On the morning of Oct. 14, U.S. President Barack Obama signed three free-trade agreements, one each with South Korea, Colombia and Panama. The trade deals are important steps forward for the United States and its partners. While these deals are economic agreements, they are much more. In particular, the deal with South Korea is a reaffirmation to and deepening of the relationship between the U.S. and a crucial trade partner. There is the lens through which such deals should be viewed: as strategic agreements rather than "mere" trade deals.
The trade agreements have awaited congressional action for five years. The deals were negotiated by the Bush administration, but the arrival in 2006 of a Democratic majority in Congress effectively shelved the initiatives. While Republicans and economists tout the economic advantages that flow from such agreements — virtually every study shows an increase in GDP resulting from new efficiencies — Democrats have countered that such deals are job-killers, making it easier for companies to outsource labor. According to Mr. Richard Trumka, president of one U.S. union, the deals will cost the U.S. 159,000 jobs by encouraging companies to send work overseas.
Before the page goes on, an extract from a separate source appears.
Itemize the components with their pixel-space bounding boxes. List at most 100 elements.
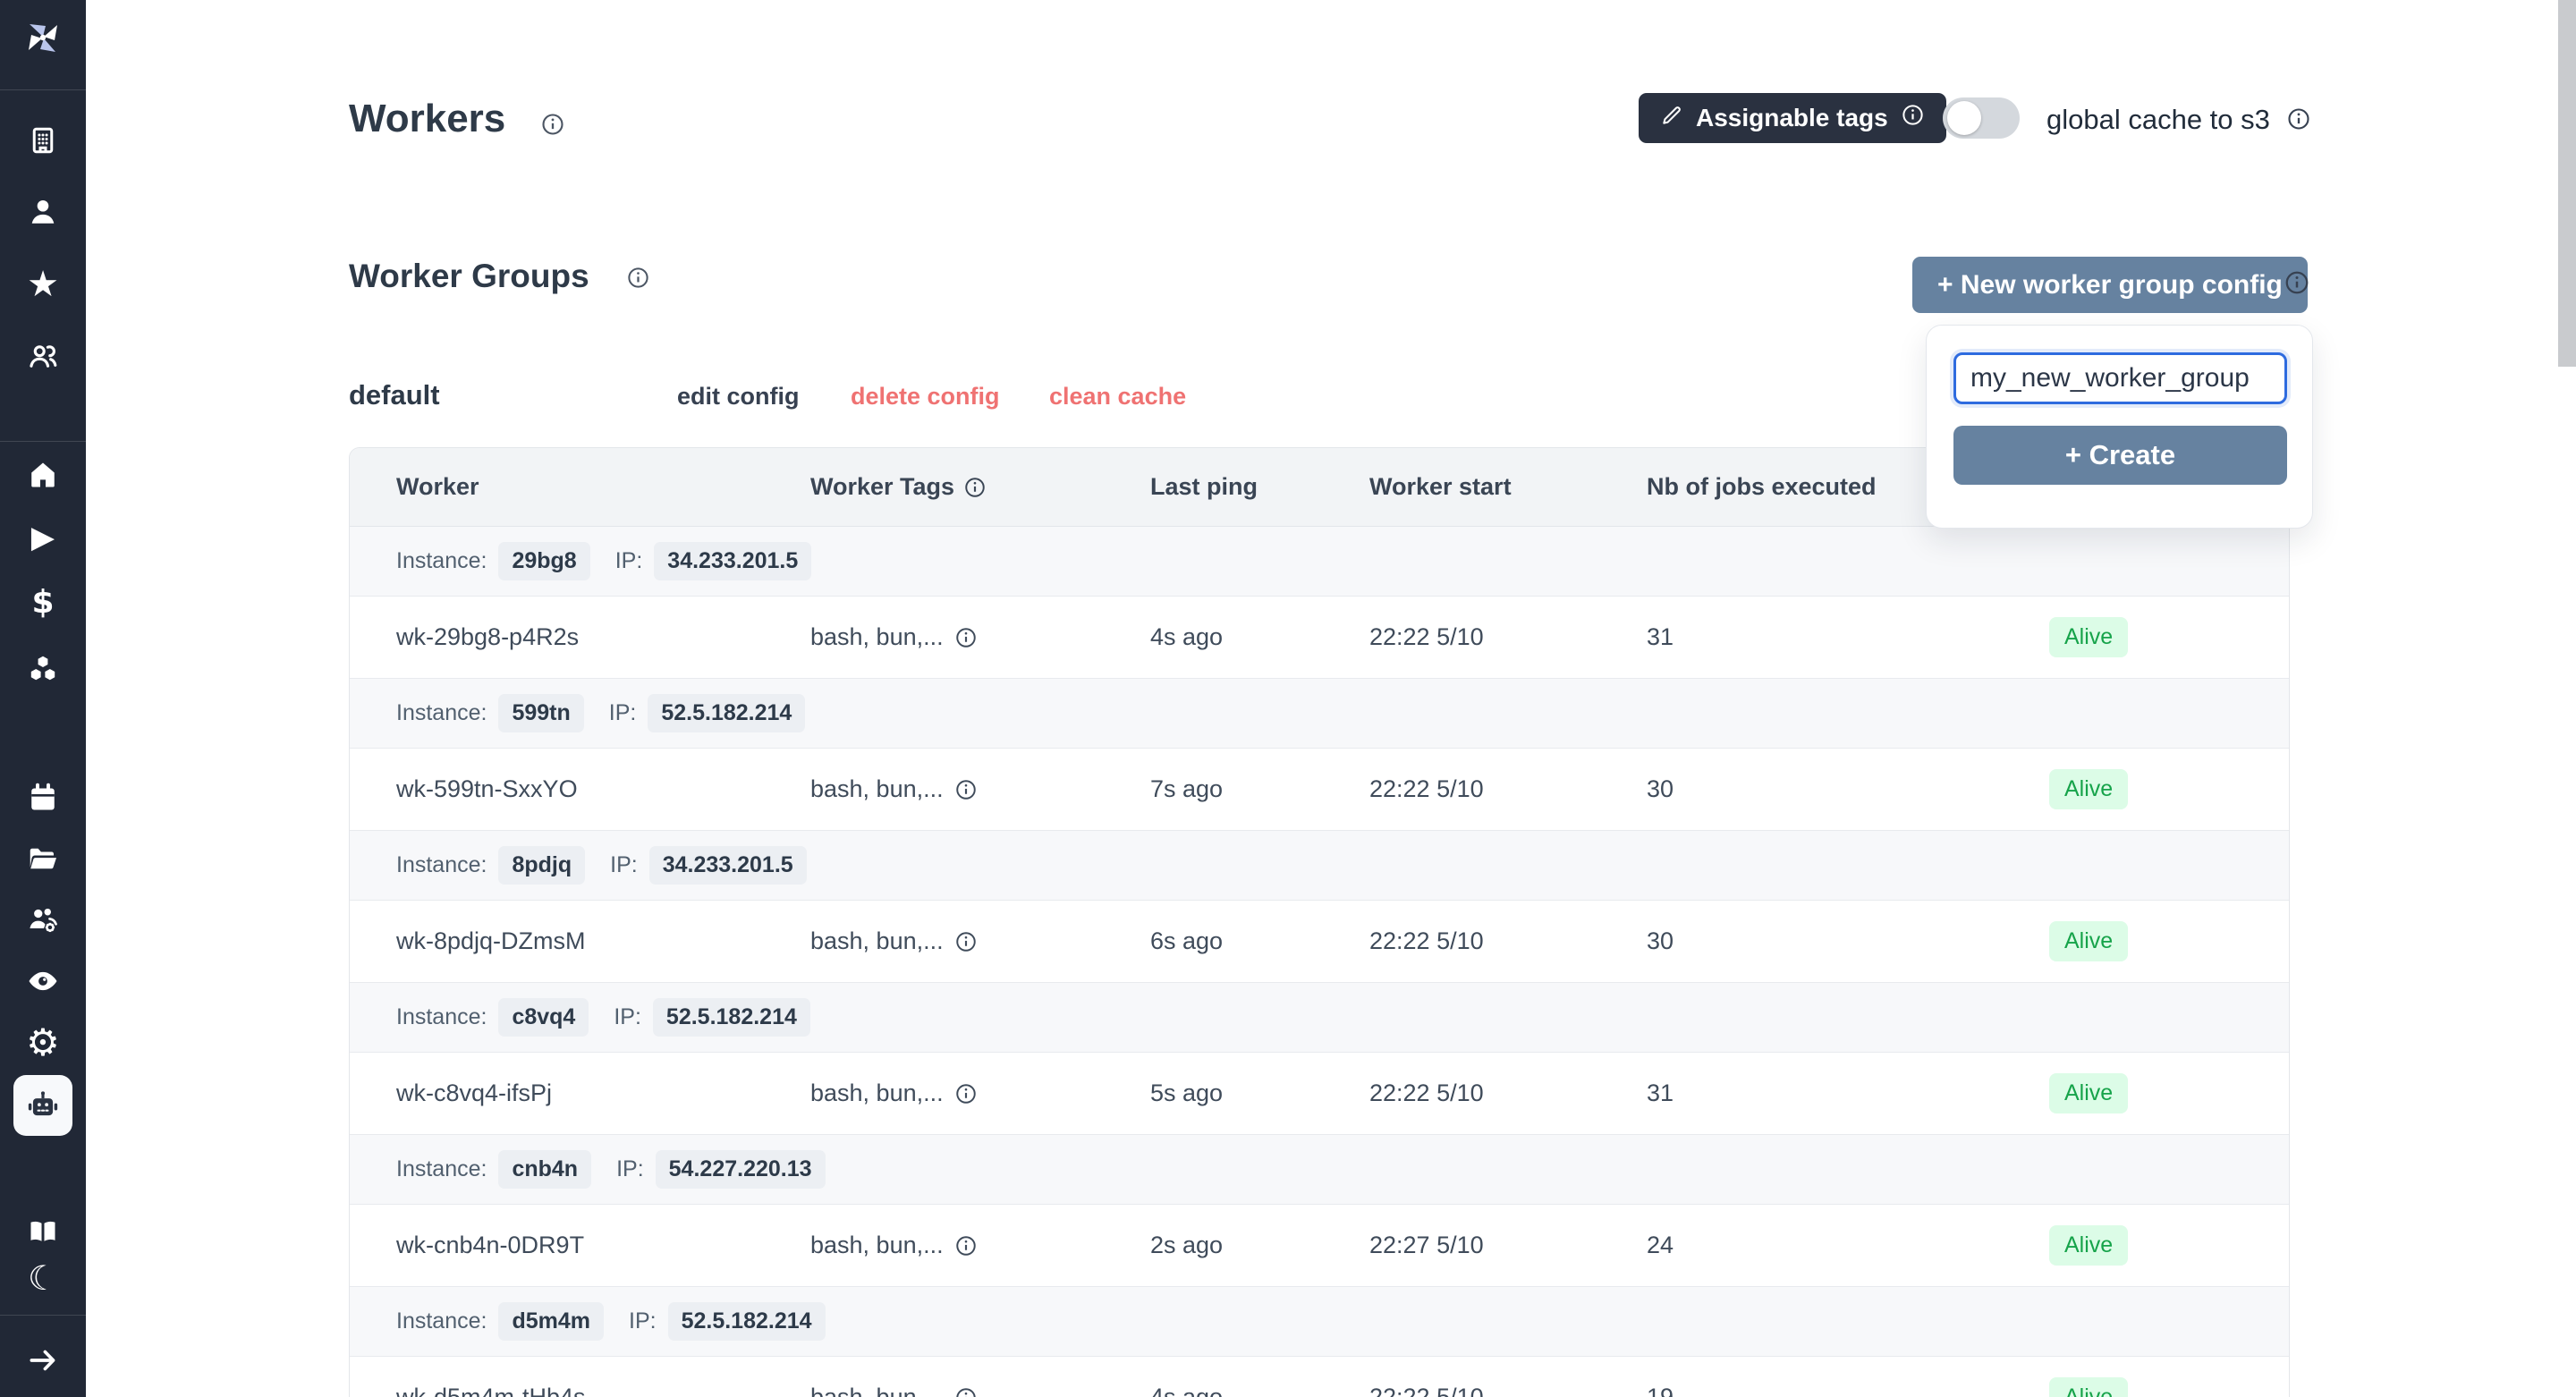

As a Democratic president, Mr. Obama is well aware of the concerns of his constituents. But Mr. Obama has also made the doubling of U.S. exports by 2015 a priority and he has been forced to recognize — perhaps even against his instincts — that trade deals can help him achieve that goal. Of course, workers need assistance to deal with the inevitable dislocations that follow in sunset industries. To that end, the White House and its congressional allies pushed for support of Trade Adjustment Assistance (TAA), a measure that expands benefits to workers who lose jobs to foreign competition. Republicans had opposed the measure, saying it was too expensive.